Update message rendering in apps/web/src/components/MessageBubble.tsx:

  • Detect message_parts with type='image' in the message content
  • Render attached images inline in the chat bubble, below the text content
  • Thumbnail: max 300px wide, aspect-ratio preserved, rounded corners
  • Lightbox: clicking the thumbnail opens a full-size overlay with close button
  • Loading state: skeleton placeholder while image loads from tmpfs URL
  • Error state: broken image placeholder with retry option
  • Clean layout: images displayed in a grid (1-2 columns depending on count) Verification: Chat messages with image attachments render inline thumbnails. Clicking opens lightbox. Large images are thumbnailed. Broken images show error state.

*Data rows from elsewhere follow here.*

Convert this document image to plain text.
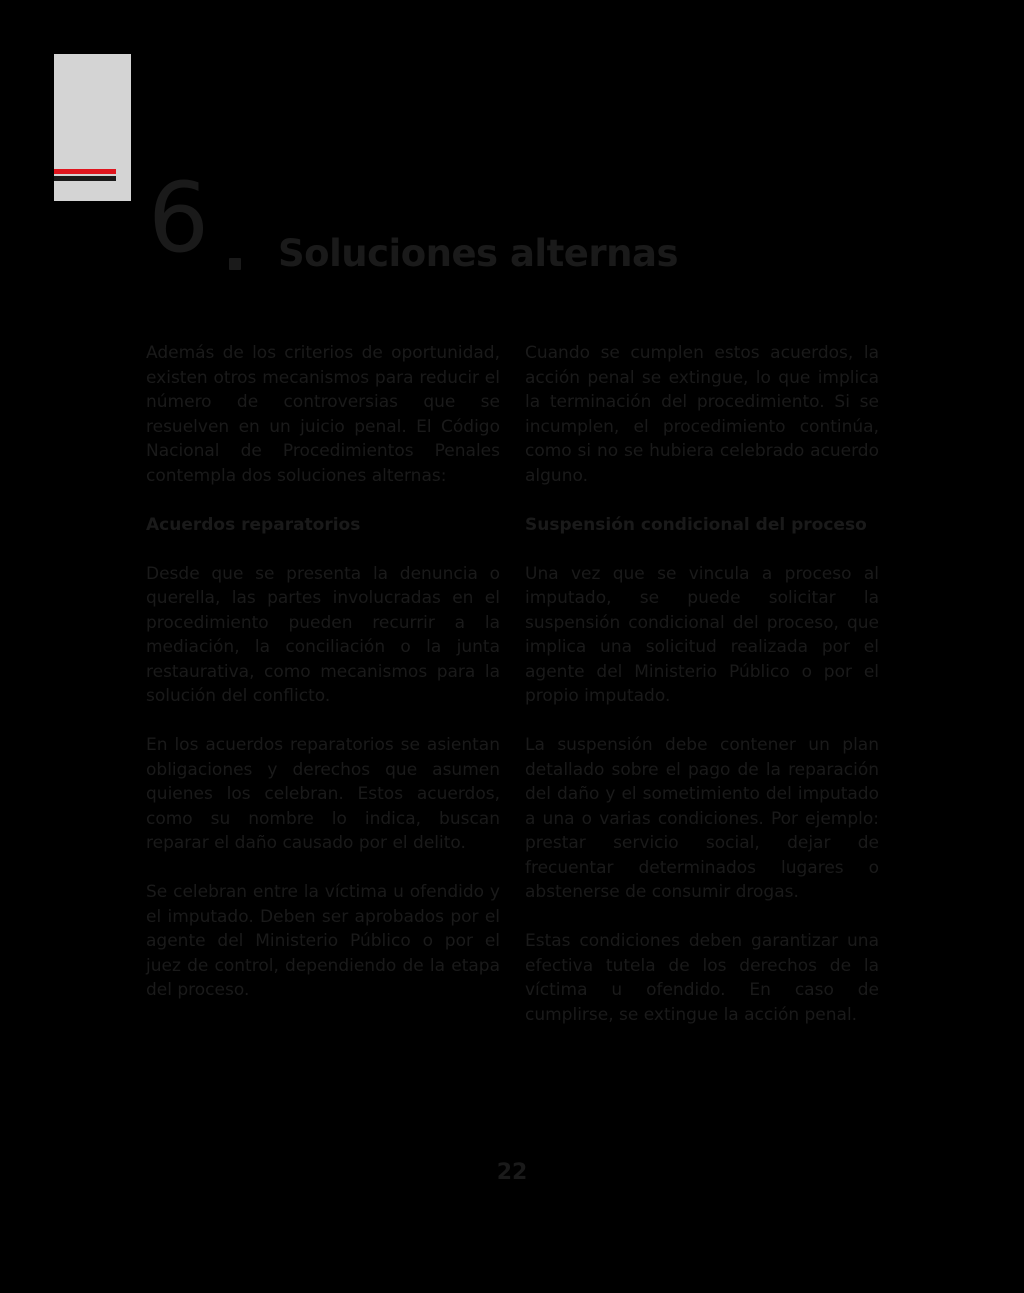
6 Soluciones alternas

Además de los criterios de oportunidad, existen otros mecanismos para reducir el número de controversias que se resuelven en un juicio penal. El Código Nacional de Procedimientos Penales contempla dos soluciones alternas:

Acuerdos reparatorios

Desde que se presenta la denuncia o querella, las partes involucradas en el procedimiento pueden recurrir a la mediación, la conciliación o la junta restaurativa, como mecanismos para la solución del conflicto.

En los acuerdos reparatorios se asientan obligaciones y derechos que asumen quienes los celebran. Estos acuerdos, como su nombre lo indica, buscan reparar el daño causado por el delito.

Se celebran entre la víctima u ofendido y el imputado. Deben ser aprobados por el agente del Ministerio Público o por el juez de control, dependiendo de la etapa del proceso.

Cuando se cumplen estos acuerdos, la acción penal se extingue, lo que implica la terminación del procedimiento. Si se incumplen, el procedimiento continúa, como si no se hubiera celebrado acuerdo alguno.

Suspensión condicional del proceso

Una vez que se vincula a proceso al imputado, se puede solicitar la suspensión condicional del proceso, que implica una solicitud realizada por el agente del Ministerio Público o por el propio imputado.

La suspensión debe contener un plan detallado sobre el pago de la reparación del daño y el sometimiento del imputado a una o varias condiciones. Por ejemplo: prestar servicio social, dejar de frecuentar determinados lugares o abstenerse de consumir drogas.

Estas condiciones deben garantizar una efectiva tutela de los derechos de la víctima u ofendido. En caso de cumplirse, se extingue la acción penal.

22
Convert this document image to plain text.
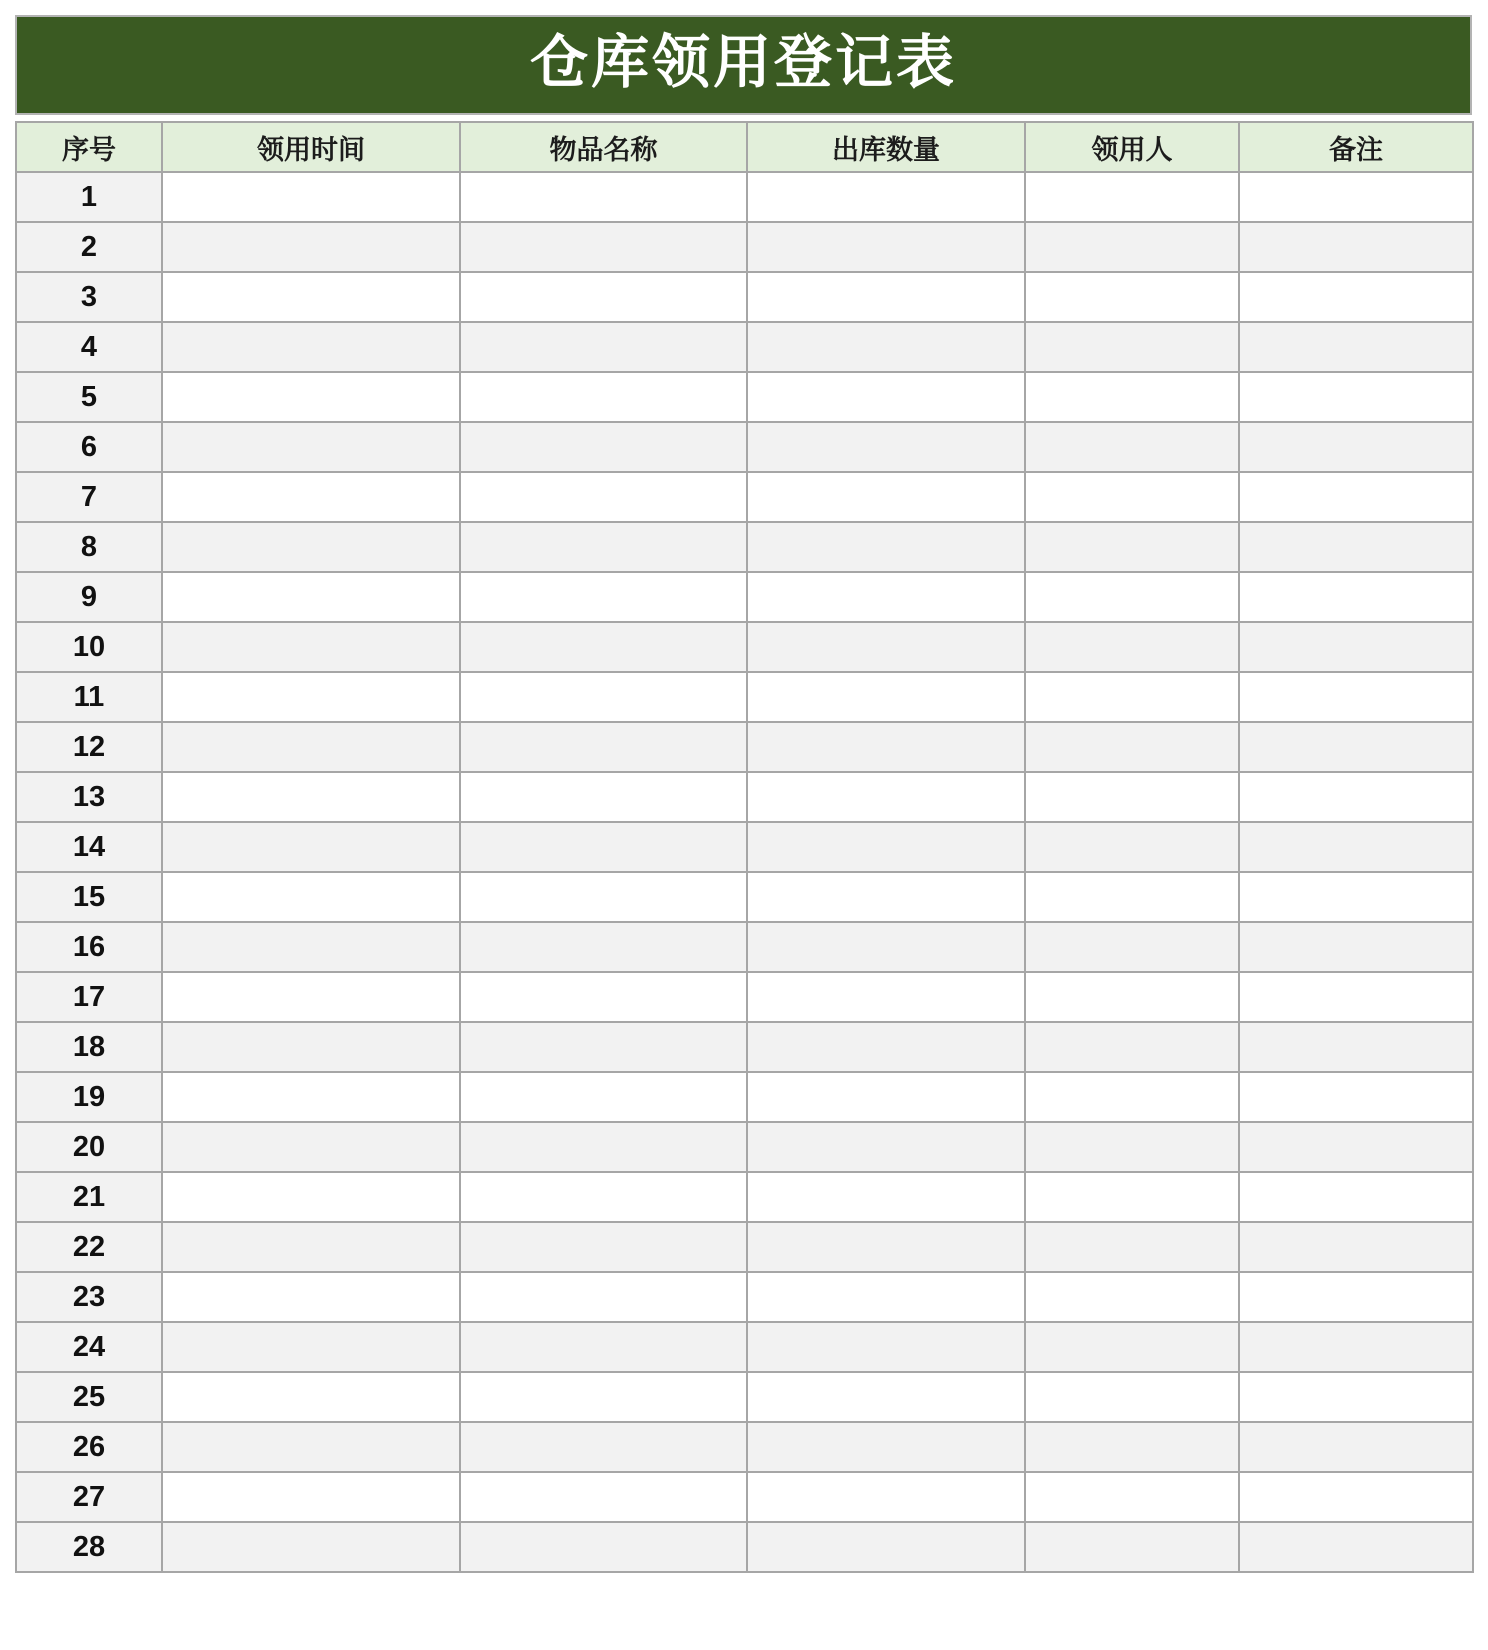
仓库领用登记表
序号	领用时间	物品名称	出库数量	领用人	备注
1					
2					
3					
4					
5					
6					
7					
8					
9					
10					
11					
12					
13					
14					
15					
16					
17					
18					
19					
20					
21					
22					
23					
24					
25					
26					
27					
28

20. Cache shape telemetry data pipeline

Extract and store cache metrics:

  • In the DeepSeek provider response handler, extract prompt_cache_hit_tokens and prompt_cache_miss_tokens from the API response metadata
  • Break down cache segments: system prompt tokens, tool schema tokens, conversation history tokens (approximate by measuring each segment length)
  • Store cache metrics in tool_traces.cache_tokens column (already created in Phase 1)
  • Optionally create a cache_stats table for per-segment breakdown: {turn_id, segment_name, hit_tokens, miss_tokens}
  • Expose via existing traces API (cache fields already part of the Trace schema) Verification: After a DeepSeek call, tool_traces row has cache_tokens populated. Cache segment breakdown is available when querying traces.

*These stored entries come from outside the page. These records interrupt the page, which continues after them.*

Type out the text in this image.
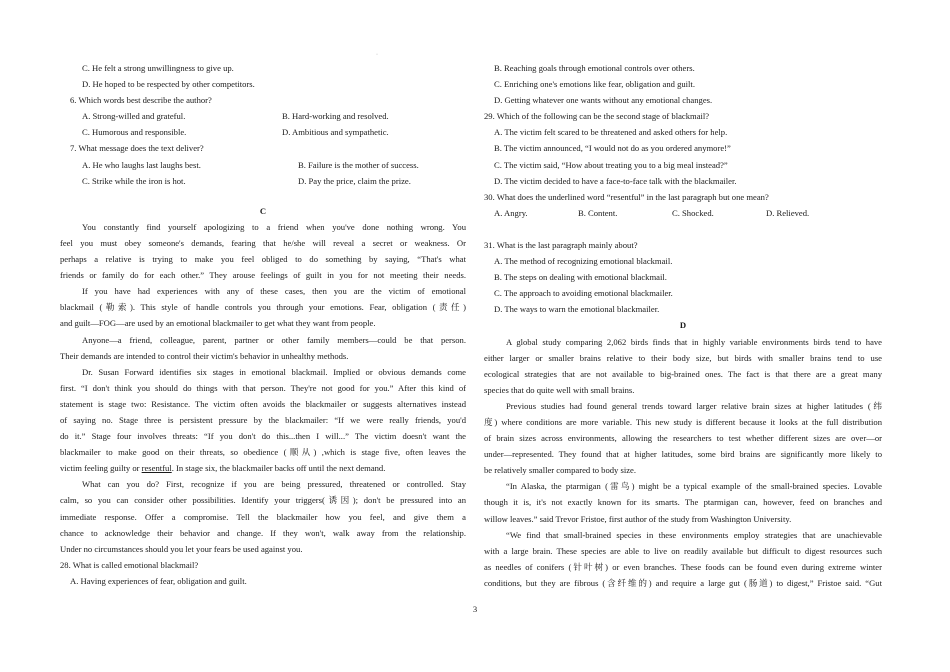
·
C. He felt a strong unwillingness to give up.
D. He hoped to be respected by other competitors.
6. Which words best describe the author?
A. Strong-willed and grateful.	B. Hard-working and resolved.
C. Humorous and responsible.	D. Ambitious and sympathetic.
7. What message does the text deliver?
A. He who laughs last laughs best.	B. Failure is the mother of success.
C. Strike while the iron is hot.	D. Pay the price, claim the prize.
C
You constantly find yourself apologizing to a friend when you've done nothing wrong. You
feel you must obey someone's demands, fearing that he/she will reveal a secret or weakness. Or
perhaps a relative is trying to make you feel obliged to do something by saying, “That's what
friends or family do for each other.” They arouse feelings of guilt in you for not meeting their needs.
If you have had experiences with any of these cases, then you are the victim of emotional
blackmail (勒索). This style of handle controls you through your emotions. Fear, obligation (责任)
and guilt—FOG—are used by an emotional blackmailer to get what they want from people.
Anyone—a friend, colleague, parent, partner or other family members—could be that person.
Their demands are intended to control their victim's behavior in unhealthy methods.
Dr. Susan Forward identifies six stages in emotional blackmail. Implied or obvious demands come
first. “I don't think you should do things with that person. They're not good for you.” After this kind of
statement is stage two: Resistance. The victim often avoids the blackmailer or suggests alternatives instead
of saying no. Stage three is persistent pressure by the blackmailer: “If we were really friends, you'd
do it.” Stage four involves threats: “If you don't do this...then I will...” The victim doesn't want the
blackmailer to make good on their threats, so obedience (顺从) ,which is stage five, often leaves the
victim feeling guilty or resentful. In stage six, the blackmailer backs off until the next demand.
What can you do? First, recognize if you are being pressured, threatened or controlled. Stay
calm, so you can consider other possibilities. Identify your triggers(诱因); don't be pressured into an
immediate response. Offer a compromise. Tell the blackmailer how you feel, and give them a
chance to acknowledge their behavior and change. If they won't, walk away from the relationship.
Under no circumstances should you let your fears be used against you.
28. What is called emotional blackmail?
A. Having experiences of fear, obligation and guilt.
B. Reaching goals through emotional controls over others.
C. Enriching one's emotions like fear, obligation and guilt.
D. Getting whatever one wants without any emotional changes.
29. Which of the following can be the second stage of blackmail?
A. The victim felt scared to be threatened and asked others for help.
B. The victim announced, “I would not do as you ordered anymore!”
C. The victim said, “How about treating you to a big meal instead?”
D. The victim decided to have a face-to-face talk with the blackmailer.
30. What does the underlined word “resentful” in the last paragraph but one mean?
A. Angry.	B. Content.	C. Shocked.	D. Relieved.
31. What is the last paragraph mainly about?
A. The method of recognizing emotional blackmail.
B. The steps on dealing with emotional blackmail.
C. The approach to avoiding emotional blackmailer.
D. The ways to warn the emotional blackmailer.
D
A global study comparing 2,062 birds finds that in highly variable environments birds tend to have
either larger or smaller brains relative to their body size, but birds with smaller brains tend to use
ecological strategies that are not available to big-brained ones. The fact is that there are a great many
species that do quite well with small brains.
Previous studies had found general trends toward larger relative brain sizes at higher latitudes (纬
度) where conditions are more variable. This new study is different because it looks at the full distribution
of brain sizes across environments, allowing the researchers to test whether different sizes are over—or
under—represented. They found that at higher latitudes, some bird brains are significantly more likely to
be relatively smaller compared to body size.
“In Alaska, the ptarmigan (雷鸟) might be a typical example of the small-brained species. Lovable
though it is, it's not exactly known for its smarts. The ptarmigan can, however, feed on branches and
willow leaves.” said Trevor Fristoe, first author of the study from Washington University.
“We find that small-brained species in these environments employ strategies that are unachievable
with a large brain. These species are able to live on readily available but difficult to digest resources such
as needles of conifers (针叶树) or even branches. These foods can be found even during extreme winter
conditions, but they are fibrous (含纤维的) and require a large gut (肠道) to digest,” Fristoe said. “Gut
3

21. Cache shape visualization in trace viewer

Update the TraceViewer component with cache metrics:

  • Per-turn cache hit bar: horizontal stacked bar showing cached (green) vs non-cached (gray) tokens
  • Hit rate percentage displayed as a badge next to token count
  • Cumulative cache hit rate in the session footer: "Cache hit rate: 67% (45K/67K tokens)"
  • Color coding: green ≥60%, yellow 30-59%, red <30%
  • Tooltip on hover showing segment breakdown if available
  • Animate transitions when new trace data arrives Verification: Trace viewer shows cache hit/miss bars per turn. Cumulative rate in footer updates as new traces load. Color coding matches thresholds.